Last year, Erik decided to buy a .22. Not just any .22, but a wicked-looking, black-ops styled one! He even put a red dot scope on it so his son could point and shoot with very little skill.
Unfortunately, the poor kid is too afraid of being eaten by coyotes to go out rabbit hunting with it, and Erik never bothered showing me how it works. So . . . .
Yesterday morning I walk out just after 9am like I always do to go feed the chickens and pigeons. Since it had been warming up, I’d left the wooden coop doors open, with the chickens shut inside their chicken-wire room just like I’d done for the last 2 years without issue.
Imagine my horror when I walked-up to find my favorite fat chicken a bloody mess! Her entire back-end was gone and she lay in a collapsed heap on the floor of the coop. No doubt she had died from shock and pain as whatever had gotten her had VERY SLOWLY eaten her, bite by bite.
I have a friend (I love her dearly) who has decided to go vegan to protest the in-humane way animals are kept as food. While I understand her decision is completely her own and I hold no ill will against her for it, I DO get a bit burned with ALL of the exaggerated posts and stories she posts online about how horrible farmers are to animals. To make it worse, she’s a news anchor!
As a farmer, my number one goal is the safety and well-being of my animals. While not all farmers hold these same values, NO ANIMAL does. No animal cares about the well-being of it’s prey/dinner. It doesn’t care if it leaves a family orphaned, nor if it causes excruciating pain. Animals are cold and selfish — they do what they need to survive.
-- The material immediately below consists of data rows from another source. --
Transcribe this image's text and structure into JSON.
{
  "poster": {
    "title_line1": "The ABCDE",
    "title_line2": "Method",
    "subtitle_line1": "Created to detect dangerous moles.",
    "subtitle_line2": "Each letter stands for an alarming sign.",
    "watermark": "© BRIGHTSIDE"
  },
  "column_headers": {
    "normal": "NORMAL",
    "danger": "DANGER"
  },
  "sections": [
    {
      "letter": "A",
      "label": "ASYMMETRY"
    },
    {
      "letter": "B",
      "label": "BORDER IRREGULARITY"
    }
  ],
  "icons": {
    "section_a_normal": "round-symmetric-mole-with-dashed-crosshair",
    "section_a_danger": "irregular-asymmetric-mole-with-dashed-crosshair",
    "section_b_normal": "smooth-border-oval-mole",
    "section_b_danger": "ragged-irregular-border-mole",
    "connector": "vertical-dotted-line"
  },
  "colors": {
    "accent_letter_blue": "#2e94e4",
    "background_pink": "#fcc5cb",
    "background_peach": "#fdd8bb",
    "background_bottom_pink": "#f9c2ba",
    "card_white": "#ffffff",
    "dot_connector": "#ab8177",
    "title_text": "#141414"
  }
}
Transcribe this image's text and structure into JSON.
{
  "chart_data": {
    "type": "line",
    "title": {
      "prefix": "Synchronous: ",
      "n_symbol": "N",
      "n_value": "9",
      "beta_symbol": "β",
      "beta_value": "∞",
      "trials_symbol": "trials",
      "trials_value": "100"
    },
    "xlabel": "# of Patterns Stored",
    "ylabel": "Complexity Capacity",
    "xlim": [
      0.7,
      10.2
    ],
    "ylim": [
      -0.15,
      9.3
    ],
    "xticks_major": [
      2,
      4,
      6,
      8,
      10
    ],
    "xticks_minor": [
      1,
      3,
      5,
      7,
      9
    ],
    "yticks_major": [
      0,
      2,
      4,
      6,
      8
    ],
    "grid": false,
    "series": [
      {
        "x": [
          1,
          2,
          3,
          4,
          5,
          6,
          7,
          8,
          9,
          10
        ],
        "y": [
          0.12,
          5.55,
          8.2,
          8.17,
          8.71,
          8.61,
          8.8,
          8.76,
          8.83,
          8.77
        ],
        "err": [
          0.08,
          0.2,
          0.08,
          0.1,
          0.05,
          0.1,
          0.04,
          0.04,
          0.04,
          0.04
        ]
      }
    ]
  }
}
As I surveyed the crime scene in my coop, I became aware of a fuzzy body tucked-up in the back under my nesting boxes. Raccoon? Possum? Fox? I saw the small, baseball-sized hole it had made in my chicken wire. Now a vegan would have opened the door, and shooed the critter out, telling it to have a nice day.
But I’m a farmer, and I care about my animals. So I ran to the house to get a gun!
Alas, Erik had been on a gun-buying binge lately, and the .22 was not in the rack. After searching I finally found it, and loaded the clip.
IT TOOK ME 10 MINUTES TO FIGURE OUT HOW TO CHAMBER A ROUND.
Finally happy, I run back outside waving my gun in the air, ready to take-on the critter. But I can’t get the red dot scope to work, and the iron sights are blocked by that dump contraption, so I knew I’d have to point and shoot!
I quietly opened the coop door, and ushered the chickens out to safety (they could care less about the possum OR the dead chicken body).
The fluffy critter still slept. I half wondered if maybe the rooster had attacked and killed it. I could faintly see it breathing, so I guess it was too full of fat chicken to be bothered.
I quietly walked-in, took aim, and fired!
Missed!
The fluffy critter still slept!
Pop! Pop! Pop!
Still missed, but at least now I could see tiny bullet holes in the wall of my coop, so I needed to lower my gun.
Pop! Pop!
A shell casing bonked him and he shuddered slightly.
Man, this guy can sleep through anything!
I lowered the gun again and fired-off four more rounds.
This time I could see it was a possum, he raised his head to hiss at me and wreath slightly.
Pop! Pop!
He lay still.
When I scooped fat chicken out with the shovel, she weighed roughly 20 pounds. I was bummed. I’d hoped to cross her to the Light Brahama rooster and make some meat chickens that grew moderately fast. Oh well.
When I drug the possum out (by his tail) he was a good size fellow! Much lighter than the chicken though.
I dumped their bodies off by the woods, side by side.
Erik later showed me how to turn the red dot on.
I figure some target practice is due with the .22 and my hand gun sometime soon!